Neuen Herausforderungen stellen

SELSINGEN. Die Finanz- und Wirtschaftskrise geht auch an der Landwirtschaft nicht spurlos vorüber. Sinkende Verbrauchernachfragen und niedrigere Erzeugerpreise stellen zusammen mit zurückgegangenen Erlösen etliche Betriebe vor ernsthafte Liquiditätsprobleme. Seit langem ist der Abwärtstrend auch in Niedersachsen spürbar. Wie kann die Politik im Sinne einer nachhaltigen Stärkung der Landwirtschaft helfen?
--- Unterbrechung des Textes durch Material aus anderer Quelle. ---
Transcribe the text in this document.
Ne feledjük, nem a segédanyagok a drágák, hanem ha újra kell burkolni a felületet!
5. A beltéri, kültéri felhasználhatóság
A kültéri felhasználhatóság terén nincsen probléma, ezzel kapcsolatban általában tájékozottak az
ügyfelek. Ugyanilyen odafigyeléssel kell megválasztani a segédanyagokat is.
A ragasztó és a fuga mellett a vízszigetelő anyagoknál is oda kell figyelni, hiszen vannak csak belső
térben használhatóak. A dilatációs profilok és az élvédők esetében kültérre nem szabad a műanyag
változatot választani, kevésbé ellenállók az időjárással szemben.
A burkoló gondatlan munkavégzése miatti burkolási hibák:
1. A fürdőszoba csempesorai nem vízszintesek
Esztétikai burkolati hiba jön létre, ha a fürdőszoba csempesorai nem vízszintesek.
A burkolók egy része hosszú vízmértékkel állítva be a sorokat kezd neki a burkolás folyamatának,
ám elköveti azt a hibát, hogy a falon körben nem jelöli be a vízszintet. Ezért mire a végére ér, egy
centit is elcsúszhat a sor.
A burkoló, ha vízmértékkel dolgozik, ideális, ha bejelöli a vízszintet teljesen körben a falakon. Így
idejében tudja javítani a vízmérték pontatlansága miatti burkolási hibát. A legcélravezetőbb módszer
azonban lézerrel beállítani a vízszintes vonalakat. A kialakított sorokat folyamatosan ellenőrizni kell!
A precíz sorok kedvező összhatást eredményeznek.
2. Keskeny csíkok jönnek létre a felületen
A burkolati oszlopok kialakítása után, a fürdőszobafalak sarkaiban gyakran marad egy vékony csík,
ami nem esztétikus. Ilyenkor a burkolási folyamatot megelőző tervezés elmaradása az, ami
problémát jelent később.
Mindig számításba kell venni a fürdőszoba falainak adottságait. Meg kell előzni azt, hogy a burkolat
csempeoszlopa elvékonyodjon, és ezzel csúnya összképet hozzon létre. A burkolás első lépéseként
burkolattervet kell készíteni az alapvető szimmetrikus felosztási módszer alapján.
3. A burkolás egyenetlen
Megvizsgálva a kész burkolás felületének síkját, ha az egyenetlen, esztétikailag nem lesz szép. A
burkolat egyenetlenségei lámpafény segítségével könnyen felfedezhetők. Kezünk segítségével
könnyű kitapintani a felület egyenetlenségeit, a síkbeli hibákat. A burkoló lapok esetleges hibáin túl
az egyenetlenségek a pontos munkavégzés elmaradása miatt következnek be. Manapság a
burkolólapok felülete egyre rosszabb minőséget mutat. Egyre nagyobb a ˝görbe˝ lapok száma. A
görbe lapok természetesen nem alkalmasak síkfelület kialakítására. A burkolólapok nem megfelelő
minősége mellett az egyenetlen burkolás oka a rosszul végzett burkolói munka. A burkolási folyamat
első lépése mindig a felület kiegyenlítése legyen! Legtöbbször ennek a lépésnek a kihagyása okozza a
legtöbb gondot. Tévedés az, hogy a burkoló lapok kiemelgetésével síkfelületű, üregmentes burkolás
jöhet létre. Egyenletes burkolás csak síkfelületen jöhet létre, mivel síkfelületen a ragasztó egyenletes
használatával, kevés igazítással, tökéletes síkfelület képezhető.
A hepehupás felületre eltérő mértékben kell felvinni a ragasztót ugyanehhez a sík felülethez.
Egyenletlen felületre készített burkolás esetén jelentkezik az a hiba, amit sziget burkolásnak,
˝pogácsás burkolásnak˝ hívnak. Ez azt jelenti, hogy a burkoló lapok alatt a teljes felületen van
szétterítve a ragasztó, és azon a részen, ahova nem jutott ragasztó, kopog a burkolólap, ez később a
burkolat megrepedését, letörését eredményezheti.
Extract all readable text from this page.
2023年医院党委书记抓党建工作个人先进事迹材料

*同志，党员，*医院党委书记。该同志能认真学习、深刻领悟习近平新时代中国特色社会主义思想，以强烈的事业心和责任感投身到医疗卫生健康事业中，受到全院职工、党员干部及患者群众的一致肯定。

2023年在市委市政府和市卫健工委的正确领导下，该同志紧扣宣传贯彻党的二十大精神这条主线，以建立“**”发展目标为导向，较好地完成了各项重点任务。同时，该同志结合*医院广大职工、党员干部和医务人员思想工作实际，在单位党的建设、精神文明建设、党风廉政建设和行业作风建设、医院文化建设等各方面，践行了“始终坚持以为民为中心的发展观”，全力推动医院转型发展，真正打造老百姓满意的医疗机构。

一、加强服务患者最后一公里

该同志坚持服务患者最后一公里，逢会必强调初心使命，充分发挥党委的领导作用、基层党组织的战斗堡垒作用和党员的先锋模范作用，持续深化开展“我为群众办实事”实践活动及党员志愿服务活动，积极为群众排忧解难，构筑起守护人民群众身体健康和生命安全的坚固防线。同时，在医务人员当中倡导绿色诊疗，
Über dieses Thema referierte Hans-Heinrich Ehlen am Freitag vor vielen Landwirten sowie Gästen aus Politik und Wirtschaft im „Selsinger Hof“. Der Niedersächsische Minister für Ernährung, Landwirtschaft, Verbraucherschutz und Landesentwicklung sprach auf Einladung der „Initiative für evangelische Verantwortung in der Wirtschaft Mittel- und Osteuropas“.
Wir müssen die von unseren Vorfahren geschaffenen Werte erhalten und Natur und Umwelt so nutzen, dass sie auch für nachfolgende Generationen zur Verfügung stehen“, mahnte Ehlen. Artenvielfalt und Klimaschutz gehören hierzu ebenso wie die Pflege von Kultur- und Landschaftsräumen. Landwirte seien schon lange keine reinen Bewirtschafter von Acker- oder Grünlandflächen mehr, sondern würden heute vielmehr häufig auch als Landschaftspfleger verstanden.
„Ich denke dabei besonders an die verschiedenen Naturschutzprogramme oder an   Agrarumweltmaßnahmen, an denen niedersächsische Landwirte teilnehmen“, sagte Hans-Heinrich Ehlen. Besonders mit den „Grünlandmaßnahmen“ würden gleichermaßen Umwelt- und Einkommensziele verfolgt.
„Auch niedersächsische Landwirte müssen sich neuen Herausforderungen stellen“, ließ der Minister keinen Zweifel an die Notwendigkeit einer Wirtschaftsweise, welche die dauerhafte Existenz der Betriebe sichere. Ehlen appellierte an die Betriebsinhaber, ihr Denken und Handeln mehr „unternehmerisch“ auszurichten. „Frühzeitige Planung, relevante Entwicklungen frühzeitig erkennen und möglichst immer einen Schritt voraus sein,  müssten es dem Landwirt ermöglichen, seine ganz persönlichen Zukunftsvisionen und -strategien erfolgreich umzusetzen“, forderte Ehlen zu mehr Handeln als Unternehmer auf.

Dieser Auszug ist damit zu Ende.